Given the fiscal challenges that medical schools and graduate medical education institutions may face in providing onsite and/or subsidized childcare, the AMA will also work with the Accreditation Council for Graduate Medical Education, Association of American Medical Colleges, and American Association of Colleges of Osteopathic Medicine to identify barriers to providing onsite care, as well as innovative methods and best practices for implementing onsite or subsidized care that meets the unique needs of medical students, residents, and fellows.
“Many physicians-in-training may become parents during their medical training, a time when their pay is low or non-existent and they’re working highly unconventional hours. We believe providing onsite or subsidized childcare to medical students and residents during their training will help alleviate some of the financial burden they face and offer the best possible solution to their family’s childcare needs,” said AMA President-elect Jesse M. Ehrenfeld, M.D.

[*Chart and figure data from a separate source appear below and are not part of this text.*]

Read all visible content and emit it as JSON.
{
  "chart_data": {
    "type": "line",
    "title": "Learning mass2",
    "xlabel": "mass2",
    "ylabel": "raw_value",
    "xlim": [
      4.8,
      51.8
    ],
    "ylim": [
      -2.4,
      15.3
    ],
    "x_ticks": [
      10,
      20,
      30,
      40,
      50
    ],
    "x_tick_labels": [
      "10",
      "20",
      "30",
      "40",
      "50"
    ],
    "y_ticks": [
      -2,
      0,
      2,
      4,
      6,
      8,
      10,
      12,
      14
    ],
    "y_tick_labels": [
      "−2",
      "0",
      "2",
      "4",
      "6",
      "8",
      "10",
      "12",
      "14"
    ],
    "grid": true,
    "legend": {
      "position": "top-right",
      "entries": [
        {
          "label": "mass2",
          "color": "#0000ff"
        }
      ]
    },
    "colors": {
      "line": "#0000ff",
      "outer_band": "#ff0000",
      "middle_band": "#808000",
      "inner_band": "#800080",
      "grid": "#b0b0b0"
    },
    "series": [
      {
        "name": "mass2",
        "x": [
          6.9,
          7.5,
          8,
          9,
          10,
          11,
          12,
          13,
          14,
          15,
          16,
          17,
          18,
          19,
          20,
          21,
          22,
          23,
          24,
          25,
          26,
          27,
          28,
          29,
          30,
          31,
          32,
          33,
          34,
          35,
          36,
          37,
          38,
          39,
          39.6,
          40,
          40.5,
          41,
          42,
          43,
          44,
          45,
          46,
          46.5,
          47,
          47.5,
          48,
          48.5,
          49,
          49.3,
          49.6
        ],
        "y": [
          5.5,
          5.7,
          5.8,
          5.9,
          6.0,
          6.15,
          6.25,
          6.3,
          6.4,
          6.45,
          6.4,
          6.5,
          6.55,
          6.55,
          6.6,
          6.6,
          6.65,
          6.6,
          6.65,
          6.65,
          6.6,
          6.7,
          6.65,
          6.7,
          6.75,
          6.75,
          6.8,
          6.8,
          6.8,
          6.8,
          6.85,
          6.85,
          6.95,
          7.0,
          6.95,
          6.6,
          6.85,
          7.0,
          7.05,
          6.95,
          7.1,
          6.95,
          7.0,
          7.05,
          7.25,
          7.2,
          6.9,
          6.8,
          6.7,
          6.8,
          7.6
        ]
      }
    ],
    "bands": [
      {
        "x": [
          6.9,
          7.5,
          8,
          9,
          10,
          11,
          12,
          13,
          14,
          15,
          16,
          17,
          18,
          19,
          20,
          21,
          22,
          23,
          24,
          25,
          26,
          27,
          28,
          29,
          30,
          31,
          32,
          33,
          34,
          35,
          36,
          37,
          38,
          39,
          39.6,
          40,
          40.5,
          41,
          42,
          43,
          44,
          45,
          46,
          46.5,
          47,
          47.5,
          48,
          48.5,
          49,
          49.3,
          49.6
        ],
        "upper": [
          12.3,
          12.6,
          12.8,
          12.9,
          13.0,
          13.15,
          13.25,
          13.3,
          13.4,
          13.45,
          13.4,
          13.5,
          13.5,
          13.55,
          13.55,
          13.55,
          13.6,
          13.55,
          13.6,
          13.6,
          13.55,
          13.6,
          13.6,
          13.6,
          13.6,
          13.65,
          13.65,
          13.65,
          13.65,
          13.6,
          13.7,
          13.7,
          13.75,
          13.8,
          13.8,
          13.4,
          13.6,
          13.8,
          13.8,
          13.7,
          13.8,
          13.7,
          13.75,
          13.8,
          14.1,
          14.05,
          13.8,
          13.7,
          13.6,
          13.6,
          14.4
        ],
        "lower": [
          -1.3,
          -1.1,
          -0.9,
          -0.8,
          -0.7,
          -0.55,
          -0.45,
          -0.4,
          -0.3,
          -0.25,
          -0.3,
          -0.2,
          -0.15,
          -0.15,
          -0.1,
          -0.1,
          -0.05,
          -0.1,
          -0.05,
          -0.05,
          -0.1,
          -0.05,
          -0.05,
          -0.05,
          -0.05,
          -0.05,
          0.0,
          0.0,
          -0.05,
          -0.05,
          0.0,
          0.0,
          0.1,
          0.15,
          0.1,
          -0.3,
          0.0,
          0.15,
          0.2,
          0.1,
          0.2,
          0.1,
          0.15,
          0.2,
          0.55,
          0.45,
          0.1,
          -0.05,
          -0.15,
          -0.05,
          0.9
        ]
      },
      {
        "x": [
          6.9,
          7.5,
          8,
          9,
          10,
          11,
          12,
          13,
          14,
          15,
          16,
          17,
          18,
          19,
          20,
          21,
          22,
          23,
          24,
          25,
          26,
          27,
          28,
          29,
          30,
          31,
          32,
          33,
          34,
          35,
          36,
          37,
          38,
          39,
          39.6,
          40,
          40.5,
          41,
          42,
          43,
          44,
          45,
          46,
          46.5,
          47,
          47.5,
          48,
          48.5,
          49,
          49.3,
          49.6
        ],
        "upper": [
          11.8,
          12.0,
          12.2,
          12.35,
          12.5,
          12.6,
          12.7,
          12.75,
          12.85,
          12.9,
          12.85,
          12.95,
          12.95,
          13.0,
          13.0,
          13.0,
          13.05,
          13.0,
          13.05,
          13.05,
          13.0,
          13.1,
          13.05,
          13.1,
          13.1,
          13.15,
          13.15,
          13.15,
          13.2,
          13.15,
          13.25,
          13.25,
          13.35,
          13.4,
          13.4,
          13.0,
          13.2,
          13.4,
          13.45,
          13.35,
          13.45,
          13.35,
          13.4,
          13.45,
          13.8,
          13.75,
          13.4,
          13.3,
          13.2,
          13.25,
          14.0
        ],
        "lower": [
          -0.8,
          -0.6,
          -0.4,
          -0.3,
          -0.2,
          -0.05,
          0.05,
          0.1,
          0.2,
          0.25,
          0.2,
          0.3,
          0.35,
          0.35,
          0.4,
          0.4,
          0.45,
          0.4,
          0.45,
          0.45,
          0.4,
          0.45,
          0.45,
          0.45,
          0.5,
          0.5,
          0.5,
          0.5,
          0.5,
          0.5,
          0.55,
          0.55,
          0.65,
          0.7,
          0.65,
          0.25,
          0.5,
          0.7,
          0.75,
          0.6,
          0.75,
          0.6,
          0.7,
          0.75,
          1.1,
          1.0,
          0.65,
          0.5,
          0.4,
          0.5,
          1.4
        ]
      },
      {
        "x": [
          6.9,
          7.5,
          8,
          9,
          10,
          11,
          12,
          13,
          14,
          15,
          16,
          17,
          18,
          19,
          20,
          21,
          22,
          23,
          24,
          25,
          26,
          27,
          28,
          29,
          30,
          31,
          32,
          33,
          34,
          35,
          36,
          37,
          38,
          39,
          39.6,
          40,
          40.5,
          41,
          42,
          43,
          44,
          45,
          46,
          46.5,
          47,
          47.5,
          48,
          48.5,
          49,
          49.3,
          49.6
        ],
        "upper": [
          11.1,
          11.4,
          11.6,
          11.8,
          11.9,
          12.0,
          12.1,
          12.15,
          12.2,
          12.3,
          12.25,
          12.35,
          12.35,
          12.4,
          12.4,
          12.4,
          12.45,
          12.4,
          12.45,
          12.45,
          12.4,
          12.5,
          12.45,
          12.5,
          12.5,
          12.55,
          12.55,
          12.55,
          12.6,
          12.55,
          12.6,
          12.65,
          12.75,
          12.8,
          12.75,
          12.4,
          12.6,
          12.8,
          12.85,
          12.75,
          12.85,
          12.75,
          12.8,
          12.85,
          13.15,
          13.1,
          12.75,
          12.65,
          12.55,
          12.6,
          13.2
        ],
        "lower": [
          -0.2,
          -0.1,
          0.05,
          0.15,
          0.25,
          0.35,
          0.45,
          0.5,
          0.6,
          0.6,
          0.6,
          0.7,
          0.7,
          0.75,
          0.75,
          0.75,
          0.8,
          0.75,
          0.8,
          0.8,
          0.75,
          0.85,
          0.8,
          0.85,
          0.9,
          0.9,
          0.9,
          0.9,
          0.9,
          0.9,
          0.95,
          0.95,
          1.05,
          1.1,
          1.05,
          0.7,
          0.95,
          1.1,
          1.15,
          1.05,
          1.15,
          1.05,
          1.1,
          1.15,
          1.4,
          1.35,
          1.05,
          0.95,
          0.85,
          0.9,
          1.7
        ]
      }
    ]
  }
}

Ensuring adequate parental leave for medical students
While the Family and Medical Leave Act (FMLA) requires covered employers to provide up to 12 workweeks of unpaid leave to bond with a newborn or newly adopted child, FMLA does not have protections for students and schools are not required by law to accommodate parental leave. To ensure adequate parental leave for medical students, the adopted new policy encouraging medical schools to incorporate a six-week minimum leave allowance into their parental leave policies. Under the new policy, the AMA will also work with key stakeholders to advocate that anyone involved in providing medical training, such as residency programs, administration, fellowships, away rotations, physician evaluators, and research opportunities, do not discriminate against students who take family or parental leave.
“It is essential that medical students are able to take parental leave during their medical training without fear of penalty or punishment. We urge all medical schools to offer at least six weeks of parental leave to their students,” said AMA Medical Student Board Member Drayton Charles Harvey.